ALEXANDRIA, Va. (10/27/14)--A second comment period for the National Credit Union Administration's risk-based capital rule will offer new insights into the proposal's framework and implementation, said NCUA Chair Debbie Matz. Matz, responding to an Oct. 15 letter from Rep. Tom Marino (R-Pa.), outlined several areas that will be changed when the revised proposal is issued.
"The revised proposed rule will include changes requested by stakeholders during the initial comment period, such as a longer implementation period and revised risk weights for mortgages, investments, member business loans, credit union service organizations and corporate credit unions, among other changes," she wrote.
Matz also added that stakeholders will be invited to provide thoughts on alternative approaches for addressing interest rate risk, a concern that Marino highlighted in his letter.
"Ultimately, a clear and well-established risk-based capital rule is vital to the future success of the credit union system," Matz wrote. "The insights obtained during a new comment period will allow NCUA to further improve the proposed framework before implementation. These modifications will better ensure the rule's final effectiveness and workability."
Board member Rick Metsger said interest-rate risk must be addressed in the proposal but separately from credit risk.
"Weighting credit risk and interest-rate risk with a single numerical value created conflicts that ultimately made it difficult to accurately weigh the risk of either," he said. "I am pleased we appear to be moving in the direction of separating interest-rate risk and credit risk, and that structural change alone is sufficient for me to believe an additional comment period would be appropriate."
The Credit Union National Association has taken a different approach to interest-rate risk, instead suggesting that it should not be part of the proposal, but along with concentration risk, it should be addressed in the regulatory, examination and supervision process.

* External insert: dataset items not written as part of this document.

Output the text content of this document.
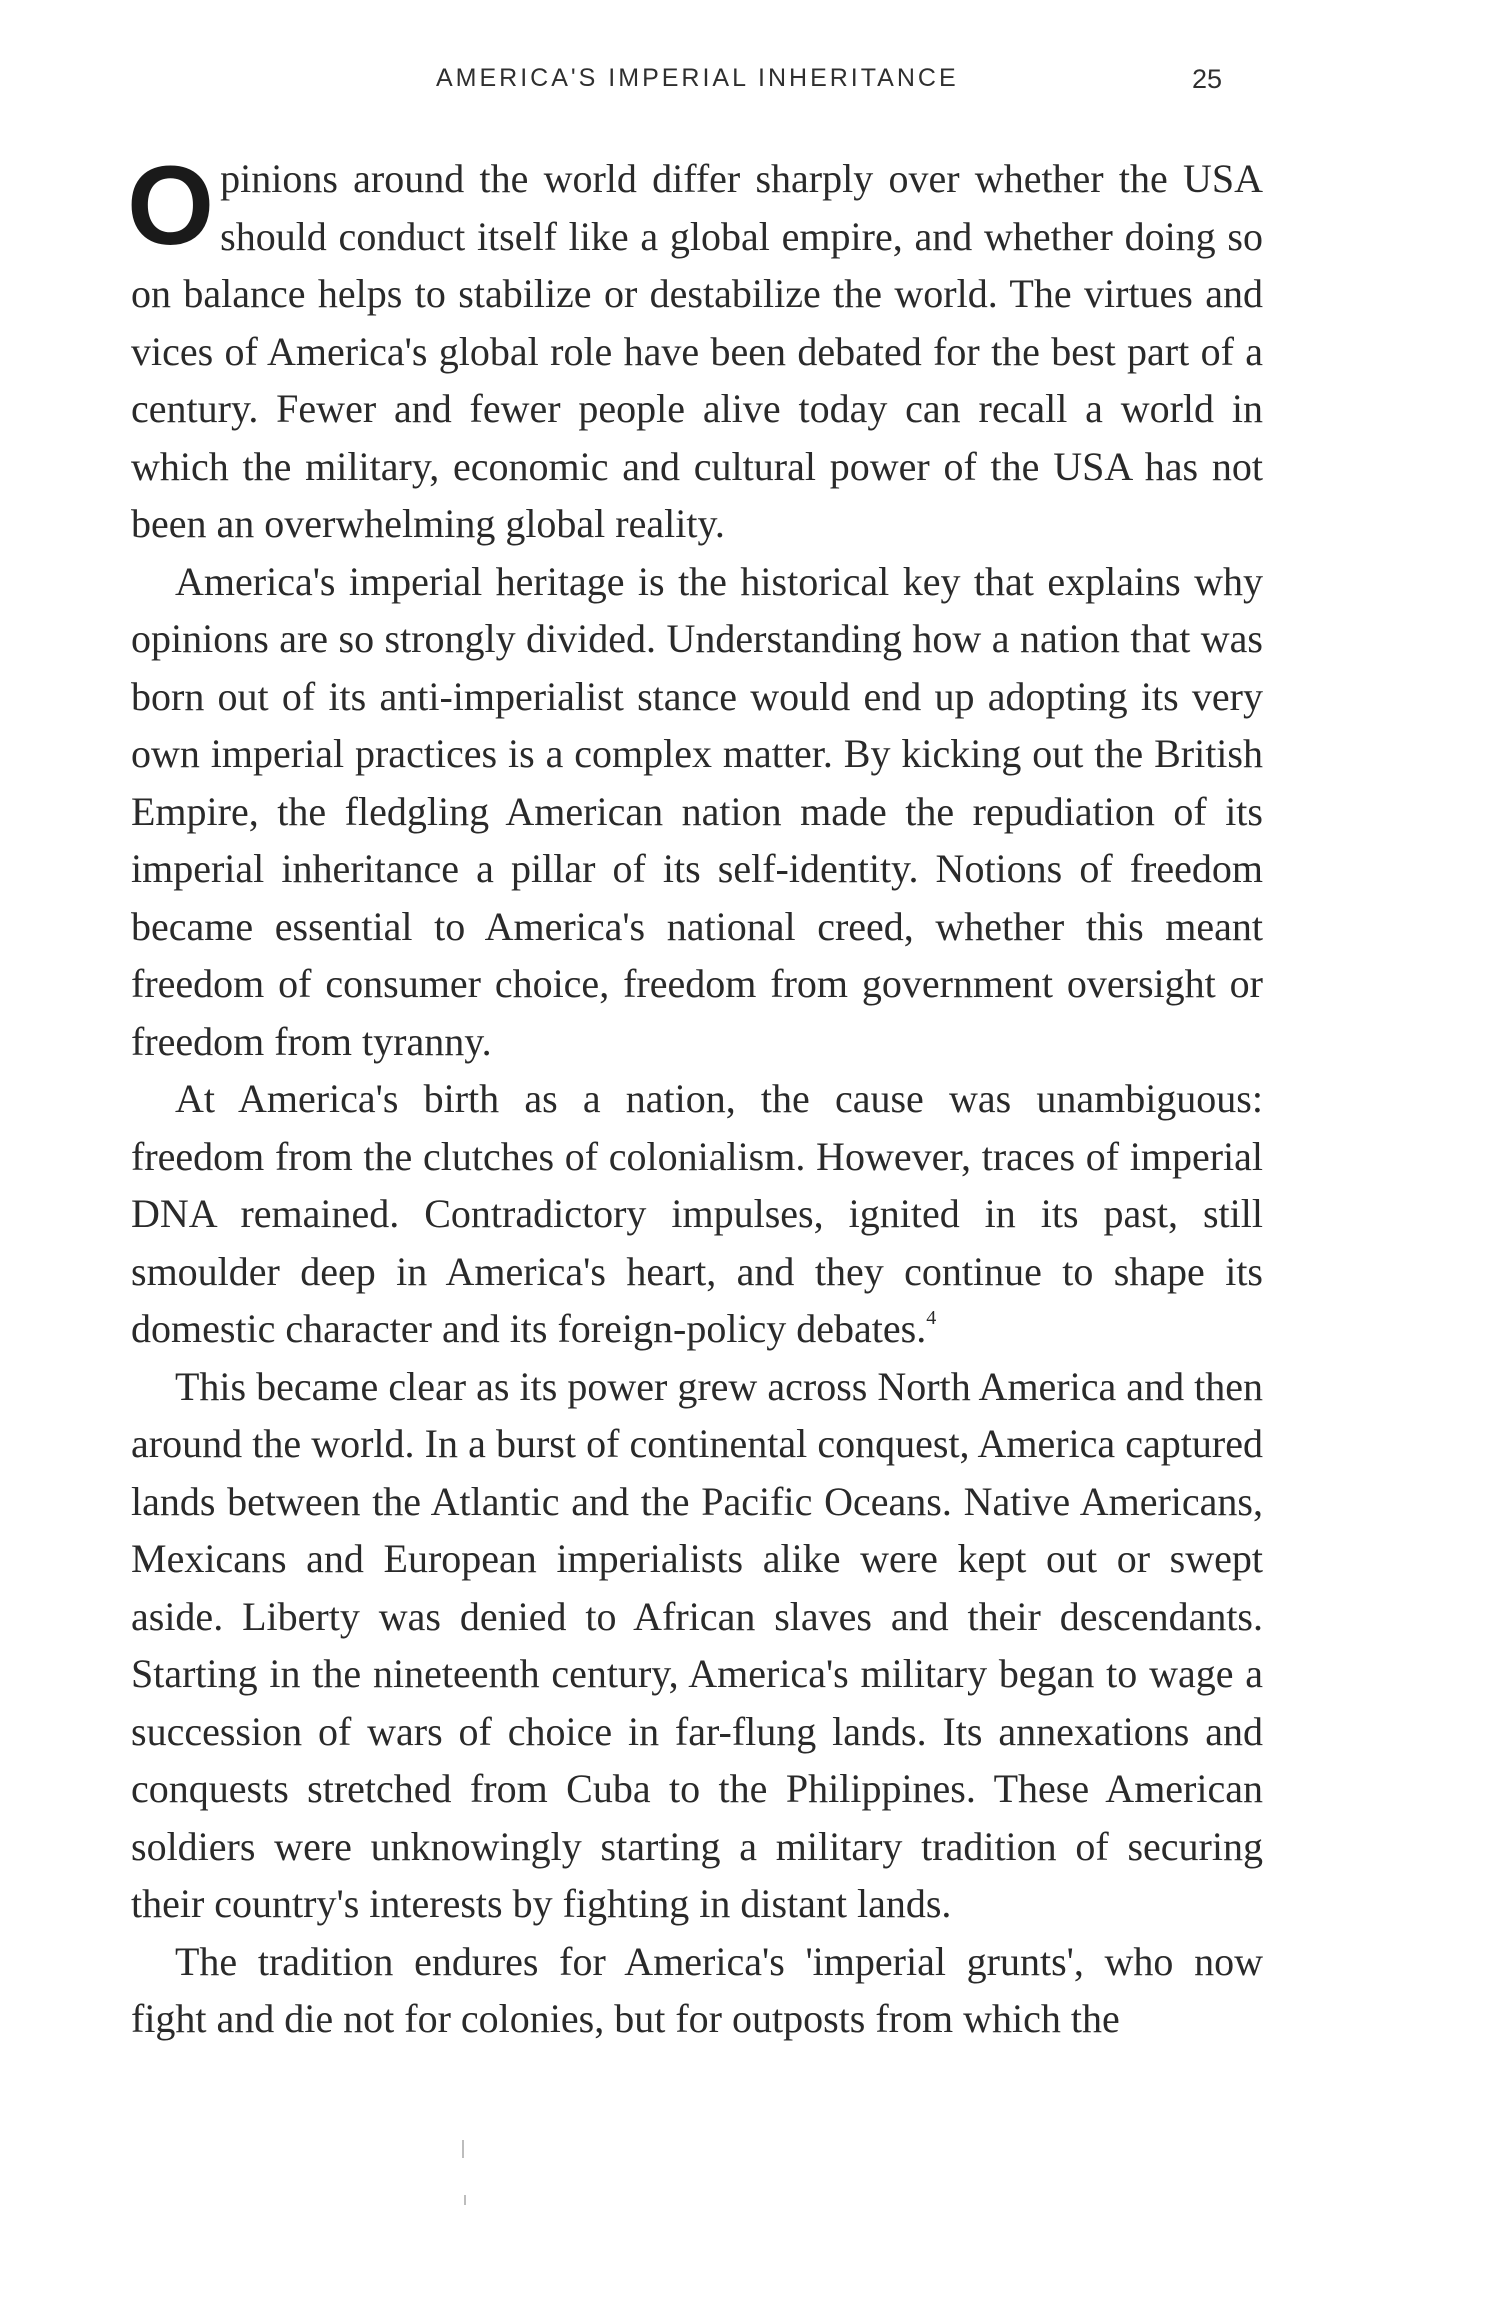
AMERICA'S IMPERIAL INHERITANCE	25

Opinions around the world differ sharply over whether the USA should conduct itself like a global empire, and whether doing so on balance helps to stabilize or destabilize the world. The virtues and vices of America's global role have been debated for the best part of a century. Fewer and fewer people alive today can recall a world in which the military, economic and cultural power of the USA has not been an overwhelming global reality.

America's imperial heritage is the historical key that explains why opinions are so strongly divided. Understanding how a nation that was born out of its anti-imperialist stance would end up adopting its very own imperial practices is a complex matter. By kicking out the British Empire, the fledgling American nation made the repudiation of its imperial inheritance a pillar of its self-identity. Notions of freedom became essential to America's national creed, whether this meant freedom of consumer choice, freedom from government oversight or freedom from tyranny.

At America's birth as a nation, the cause was unambiguous: freedom from the clutches of colonialism. However, traces of imperial DNA remained. Contradictory impulses, ignited in its past, still smoulder deep in America's heart, and they continue to shape its domestic character and its foreign-policy debates.$^4$

This became clear as its power grew across North America and then around the world. In a burst of continental conquest, America captured lands between the Atlantic and the Pacific Oceans. Native Americans, Mexicans and European imperialists alike were kept out or swept aside. Liberty was denied to African slaves and their descendants. Starting in the nineteenth century, America's military began to wage a succession of wars of choice in far-flung lands. Its annexations and conquests stretched from Cuba to the Philippines. These American soldiers were unknowingly starting a military tradition of securing their country's interests by fighting in distant lands.

The tradition endures for America's 'imperial grunts', who now fight and die not for colonies, but for outposts from which the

"Risk-based capital models are specifically suited to address credit risk, not other financial risk exposures," reads CUNA's comment letter on the proposal. "By focusing exclusively on concentrations of longer-term assets, the proposal fails to account for how the maturity structure of liabilities can mitigate interest-rate risk ... it ignores the existence of NCUA rules that already address interest-rate risk, and it provides no data to support the proposed risk-weightings and concentration escalators presumably used to measure interest-rate risk."